My highly reliable (and well-placed) sources in Beirut are telling me that there were very strong reactions against the article by the Sanyurah government and its allies in the US embassy. The strongest reaction came from the USAID which funds the investigative page through an "accountability and transparency" grant. Don't you like how the US defines "accountability and transparency"? The person who secured the USAID grant wrote that "the political agenda of the donors is not to undermine the fuoad Siniora government". Long live transparency, accountability, and democracy. The person* complained for the second time that the examiner has become a "hizbollah rag"-the first was after Jim Quilty wrote a story on the reconstruction of bint jbeil, the person said donors were "bored" with the reconstruction topic. Long live the donors. Apparently the donors received phone calls from march 14 people all day yesterday, accusing the staff of the Daily Star of having timed the release of the story to the elections to prop up the opposition. The staff of the paper were ordered to print a full rebuttle. They "ordered" them to cover the following topics in the following three issues:
1) Municipal governmence at the Interior Ministry--they included four sources for reporters to interview who surely would allow for a "balanced" article. 2) The Finance Ministry's ease of doing business reforms. 3) The five year industrial program drafted by the Ministry of Industry under Pierre Gemayel. 4) Sami Hadad's leadership at the economy ministry. One editor from the daily star is resigning and telling them to find someone else who does not mind being subject to editorial oversight from the US government.

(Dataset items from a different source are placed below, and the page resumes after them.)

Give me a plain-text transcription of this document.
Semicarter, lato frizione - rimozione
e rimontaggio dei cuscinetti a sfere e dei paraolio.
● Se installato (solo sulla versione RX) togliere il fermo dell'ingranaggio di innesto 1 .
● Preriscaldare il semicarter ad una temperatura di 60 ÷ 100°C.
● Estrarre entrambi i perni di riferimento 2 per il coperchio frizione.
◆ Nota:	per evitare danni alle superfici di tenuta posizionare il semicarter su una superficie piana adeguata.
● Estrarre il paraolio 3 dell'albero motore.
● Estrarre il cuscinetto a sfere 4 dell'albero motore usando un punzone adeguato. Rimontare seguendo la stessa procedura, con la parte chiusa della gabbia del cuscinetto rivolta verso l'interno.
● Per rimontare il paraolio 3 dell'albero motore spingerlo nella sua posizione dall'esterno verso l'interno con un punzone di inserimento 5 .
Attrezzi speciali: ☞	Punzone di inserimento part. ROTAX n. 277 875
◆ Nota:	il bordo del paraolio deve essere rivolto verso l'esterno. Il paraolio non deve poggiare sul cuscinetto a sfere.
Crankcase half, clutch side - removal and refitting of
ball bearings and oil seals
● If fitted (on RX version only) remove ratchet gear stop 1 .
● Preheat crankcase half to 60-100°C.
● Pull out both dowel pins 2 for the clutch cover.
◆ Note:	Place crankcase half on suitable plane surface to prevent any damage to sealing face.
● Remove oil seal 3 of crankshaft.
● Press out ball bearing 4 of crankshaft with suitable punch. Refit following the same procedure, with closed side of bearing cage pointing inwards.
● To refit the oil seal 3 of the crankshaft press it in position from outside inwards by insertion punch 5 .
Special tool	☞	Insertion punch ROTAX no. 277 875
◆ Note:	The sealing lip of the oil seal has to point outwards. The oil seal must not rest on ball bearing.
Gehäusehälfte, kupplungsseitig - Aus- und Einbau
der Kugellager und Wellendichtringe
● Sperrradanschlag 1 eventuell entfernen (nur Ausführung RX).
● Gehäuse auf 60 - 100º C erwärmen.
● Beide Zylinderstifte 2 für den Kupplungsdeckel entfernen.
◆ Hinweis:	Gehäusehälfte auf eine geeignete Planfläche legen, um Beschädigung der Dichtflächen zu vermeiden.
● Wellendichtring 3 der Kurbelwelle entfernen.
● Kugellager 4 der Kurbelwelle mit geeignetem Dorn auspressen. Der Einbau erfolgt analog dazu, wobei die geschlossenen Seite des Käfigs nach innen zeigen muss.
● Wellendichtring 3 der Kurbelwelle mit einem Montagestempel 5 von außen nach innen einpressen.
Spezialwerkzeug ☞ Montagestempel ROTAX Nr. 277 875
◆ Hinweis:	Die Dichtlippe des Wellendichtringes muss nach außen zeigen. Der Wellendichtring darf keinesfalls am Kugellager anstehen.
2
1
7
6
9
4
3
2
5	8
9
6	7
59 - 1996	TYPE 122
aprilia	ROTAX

So not only do they want a rebuttal but also to place their own story with positive spin for the government... More allegations of US embassy micro-management of the Daily Star here.

Now, this post is not meant to be about taking sides in the Lebanese political deadlock. It's not like al-Manar is a bastion of independent journalism, or that many Lebanese papers don't slavishly follow the party line of whoever is paying this month. Even well-regarded papers such as as-Safir and al-Akhbar in Lebanon are frequently accused of being bought one way or another, and there sure seems to be a lot of esteem for the Saudi royal family in pretty much every Arab newspaper. However, there is something particularly cynical about using a grant to develop investigative journalism and micro-manage a paper's coverage. At least Rafiq Hariri would write the cheques and send them personally (or simply send them without even a quid-pro-quo, hoping to curry favor. It often worked). This particularly the case because a USAID program to boost serious investigative journalism in the Arab world is a great idea considering the general lack of such type of stories and one that should be carried out seriously. As someone who has worked in small Arab world publications, I find it particularly offensive and even frankly dangerous. The Daily Star's reporting has never been known for its frank coverage of Lebanese politics, particularly during the civil war. (Its editorial pages, edited by the quite forthrightly pro-March 14 Michael Young, are a different thing and indeed the best thing about the paper even if you might not agree with Young.) But political caution is a different thing than being told what to do by a foreign embassy's staffers. I hope the Daily Star does not rebut the story and keeps on doing this kind of work.